Joe Biden has officially clinched the Democratic Party’s presidential nomination, setting him up to meet Donald Trump for the leadership of a country beset by the coronavirus pandemic and civil unrest.

Mr Biden said in a statement: “It was an honour to compete alongside one of the most talented groups of candidates the Democratic party has ever fielded, and I am proud to say that we are going into this general election a united party.”

The former vice president has been his party’s presumptive nominee since rival Bernie Sanders ended his campaign in April.

But he needed to secure a sufficient number of delegates from elections this week in seven states and the District of Columbia, with a surge in mail ballots making his position official late on Friday.

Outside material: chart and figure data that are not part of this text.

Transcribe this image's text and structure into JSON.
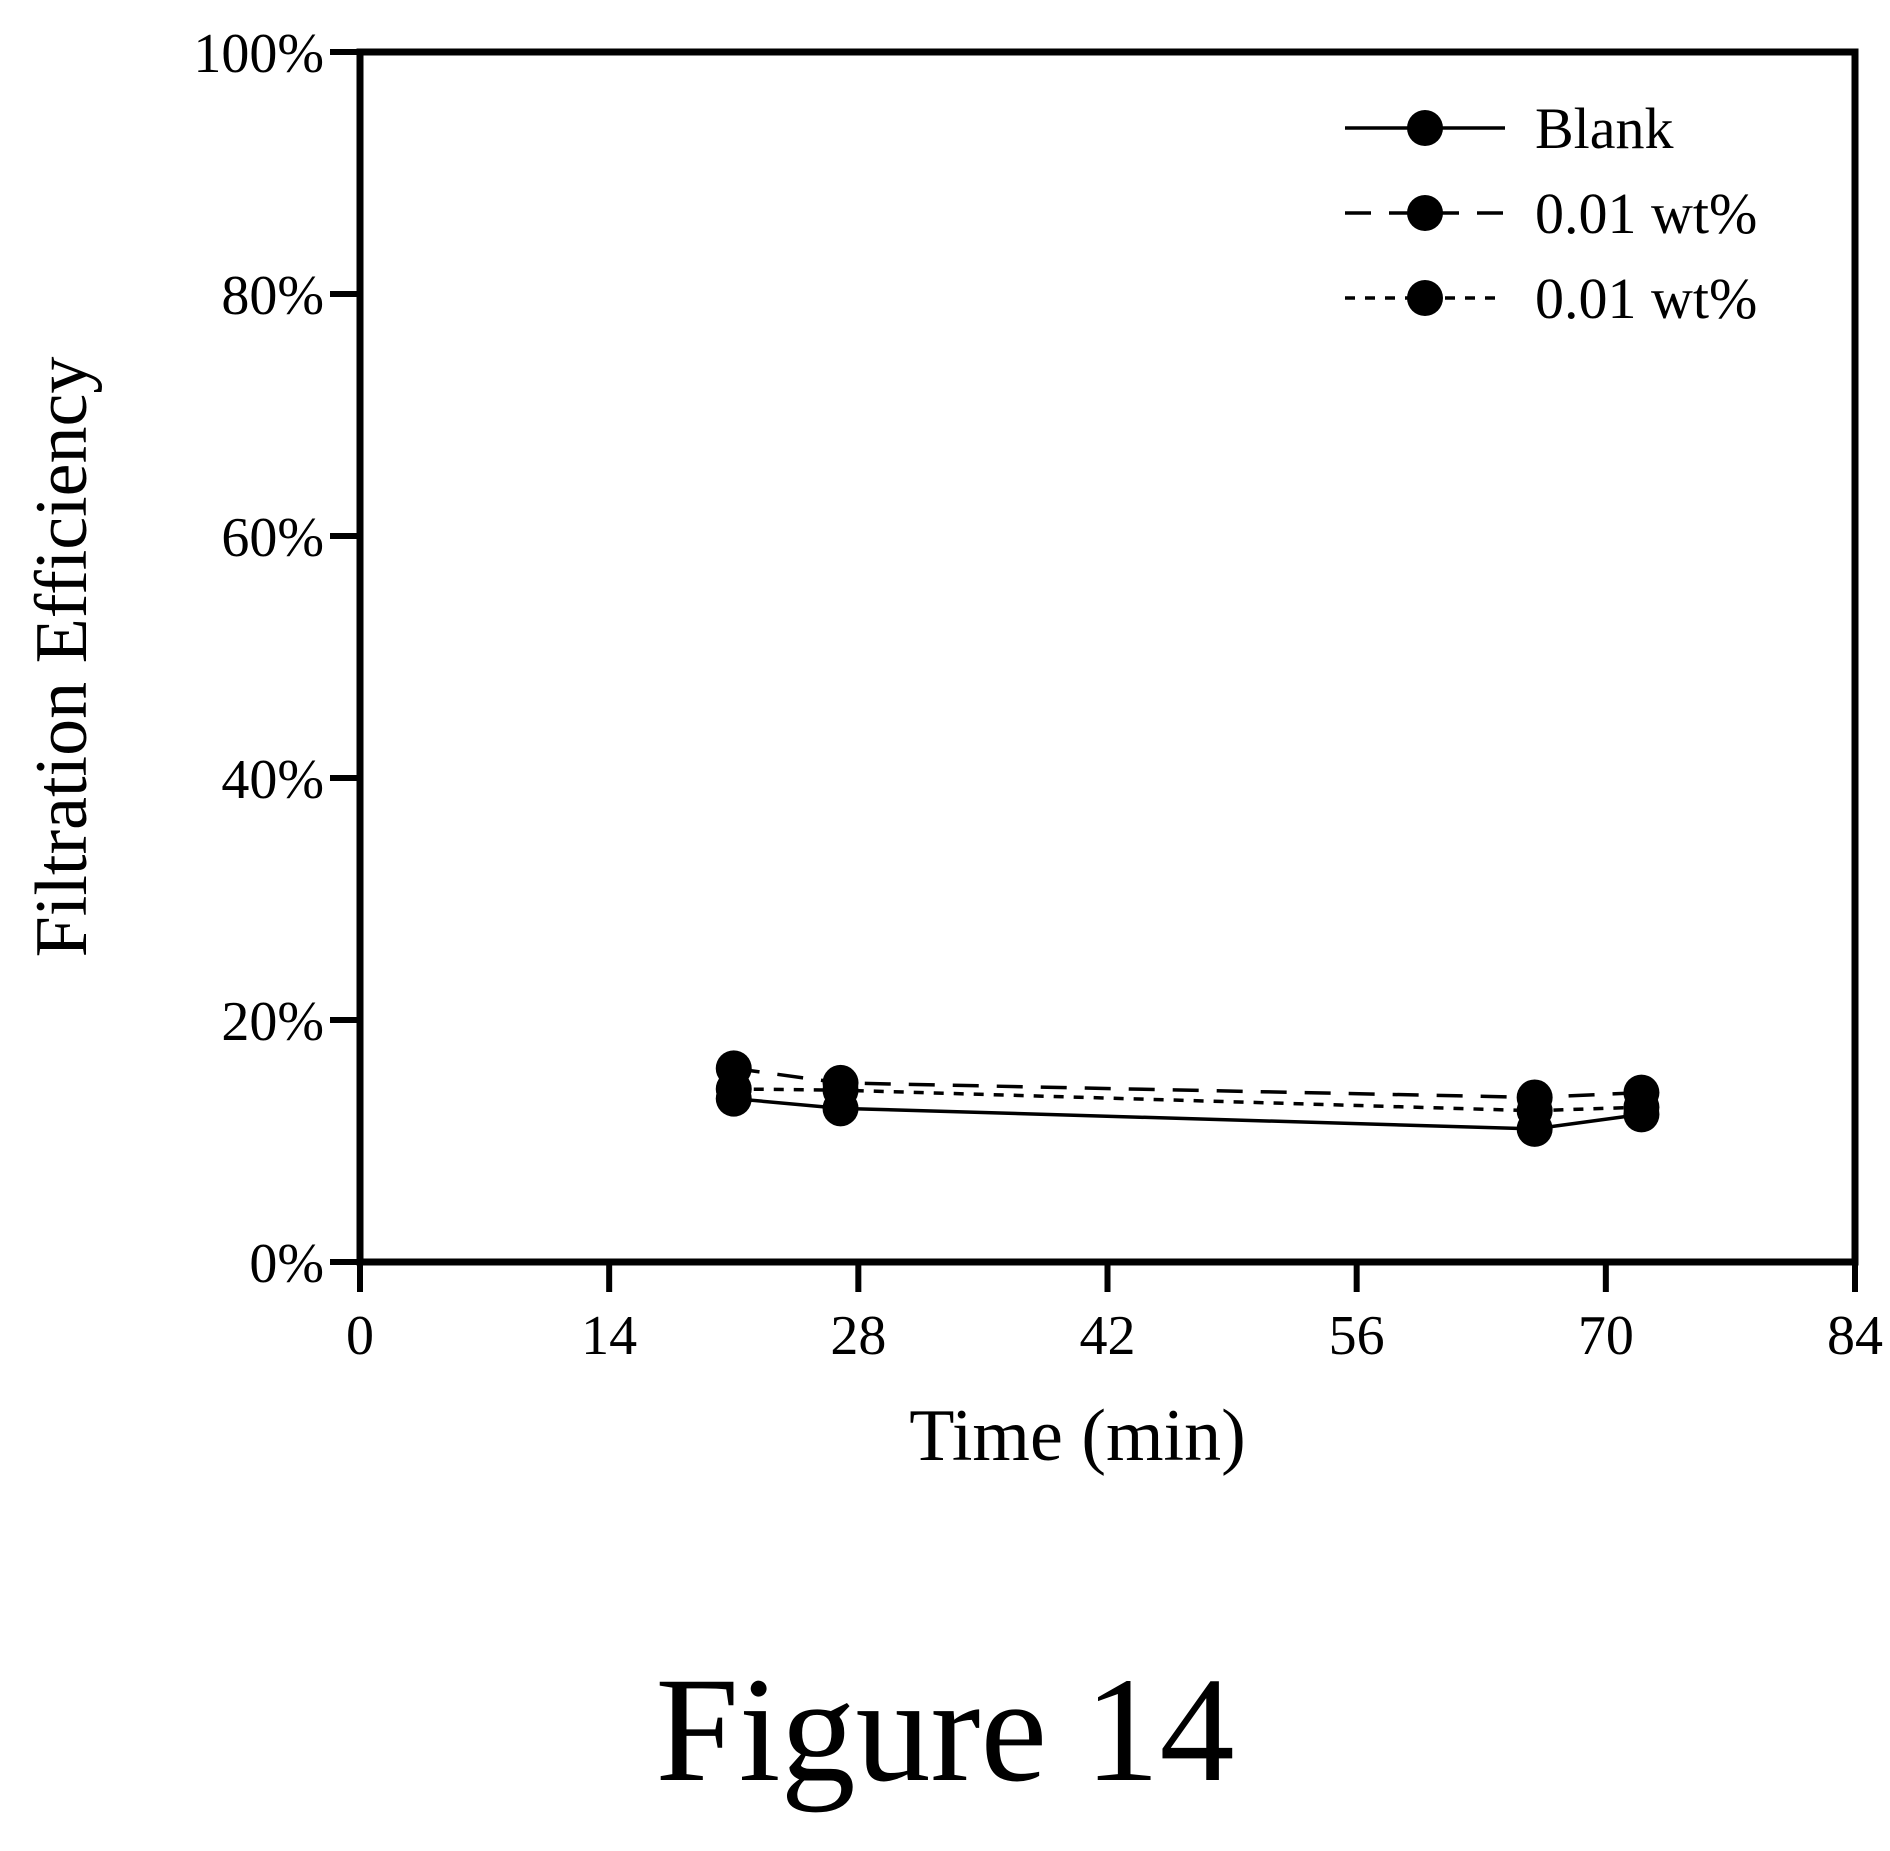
{
  "caption": "Figure 14",
  "chart_data": {
    "type": "line",
    "xlabel": "Time (min)",
    "ylabel": "Filtration Efficiency",
    "xlim": [
      0,
      84
    ],
    "ylim": [
      0,
      100
    ],
    "x_ticks": [
      "0",
      "14",
      "28",
      "42",
      "56",
      "70",
      "84"
    ],
    "y_ticks": [
      "0%",
      "20%",
      "40%",
      "60%",
      "80%",
      "100%"
    ],
    "grid": false,
    "legend_position": "top-right",
    "series": [
      {
        "name": "Blank",
        "line_style": "solid",
        "x": [
          21,
          27,
          66,
          72
        ],
        "y": [
          13.5,
          12.7,
          11.0,
          12.2
        ]
      },
      {
        "name": "0.01 wt%",
        "line_style": "dashed",
        "x": [
          21,
          27,
          66,
          72
        ],
        "y": [
          16.0,
          14.8,
          13.6,
          14.0
        ]
      },
      {
        "name": "0.01 wt%",
        "line_style": "dotted",
        "x": [
          21,
          27,
          66,
          72
        ],
        "y": [
          14.3,
          14.2,
          12.5,
          12.8
        ]
      }
    ]
  }
}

The moment was met with little of the traditional fanfare as the nation confronts overlapping crises.

While Biden has started to venture out more this week, the coronavirus pandemic has largely confined him to his Wilmington, Delaware, home for much of the past three months.

The country currently faces the worst rate of unemployment since the Great Depression.

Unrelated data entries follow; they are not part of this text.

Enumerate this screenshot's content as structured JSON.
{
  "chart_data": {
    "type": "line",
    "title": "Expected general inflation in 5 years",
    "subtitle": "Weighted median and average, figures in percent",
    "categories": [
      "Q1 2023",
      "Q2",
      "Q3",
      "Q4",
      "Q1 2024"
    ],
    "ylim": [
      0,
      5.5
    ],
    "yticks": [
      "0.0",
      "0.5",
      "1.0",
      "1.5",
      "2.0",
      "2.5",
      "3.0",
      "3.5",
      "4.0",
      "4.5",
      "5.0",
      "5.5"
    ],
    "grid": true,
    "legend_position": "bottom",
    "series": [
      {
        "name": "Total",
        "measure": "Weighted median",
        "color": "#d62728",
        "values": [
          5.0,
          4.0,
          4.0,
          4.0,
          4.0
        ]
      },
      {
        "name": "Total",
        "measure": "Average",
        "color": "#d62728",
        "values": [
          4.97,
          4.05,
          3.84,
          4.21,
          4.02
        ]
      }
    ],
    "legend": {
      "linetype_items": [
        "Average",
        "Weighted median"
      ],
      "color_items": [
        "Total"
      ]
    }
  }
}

And civil unrest that harkens back to the 1960s has erupted in dozens of US cities and spread around the world following the death of George Floyd.

Mr Floyd was a black man who died when a white Minneapolis police officer knelt on his neck for several minutes even after he stopped moving and pleading for air.

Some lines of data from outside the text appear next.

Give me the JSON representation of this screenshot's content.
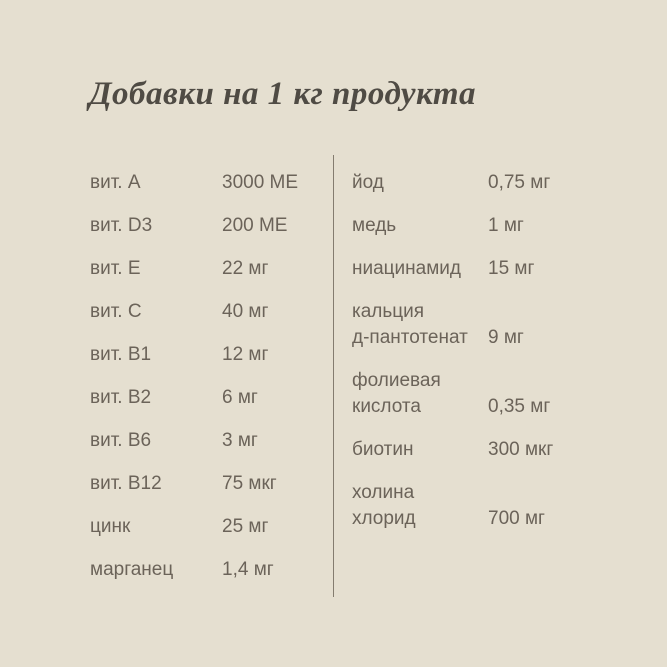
{
  "page": {
    "colors": {
      "background": "#e5dfd0",
      "text": "#6b6359",
      "title": "#4f4b44",
      "divider": "#847c6f"
    }
  },
  "title": "Добавки на 1 кг продукта",
  "table": {
    "left_column": [
      {
        "label": "вит. A",
        "value": "3000 МЕ"
      },
      {
        "label": "вит. D3",
        "value": "200 МЕ"
      },
      {
        "label": "вит. E",
        "value": "22 мг"
      },
      {
        "label": "вит. C",
        "value": "40 мг"
      },
      {
        "label": "вит. B1",
        "value": "12 мг"
      },
      {
        "label": "вит. B2",
        "value": "6 мг"
      },
      {
        "label": "вит. B6",
        "value": "3 мг"
      },
      {
        "label": "вит. B12",
        "value": "75 мкг"
      },
      {
        "label": "цинк",
        "value": "25 мг"
      },
      {
        "label": "марганец",
        "value": "1,4 мг"
      }
    ],
    "right_column": [
      {
        "label": "йод",
        "value": "0,75 мг"
      },
      {
        "label": "медь",
        "value": "1 мг"
      },
      {
        "label": "ниацинамид",
        "value": "15 мг"
      },
      {
        "label": "кальция\nд-пантотенат",
        "value": "9 мг"
      },
      {
        "label": "фолиевая\nкислота",
        "value": "0,35 мг"
      },
      {
        "label": "биотин",
        "value": "300 мкг"
      },
      {
        "label": "холина\nхлорид",
        "value": "700 мг"
      }
    ]
  }
}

It is a confluence of events that no US leader has faced in modern times, made all the more complicated by a president who has at times antagonised the protesters and is eager to take the fight to Mr Biden.

Mr Biden acknowledged on Friday night that it was a “difficult time in America’s history”.

He added: “And Donald Trump’s angry, divisive politics is no answer. The country is crying out for leadership. Leadership that can unite us. Leadership that can bring us together.”

Mr Biden is in the midst of his third bid for the presidency, having spent 36 years as a senator before becoming Barack Obama’s deputy in 2008.

His success in securing the nomination has been attributed to strong support from black voters whose backing he will need in critical swing states if he is to defeat Mr Trump in November.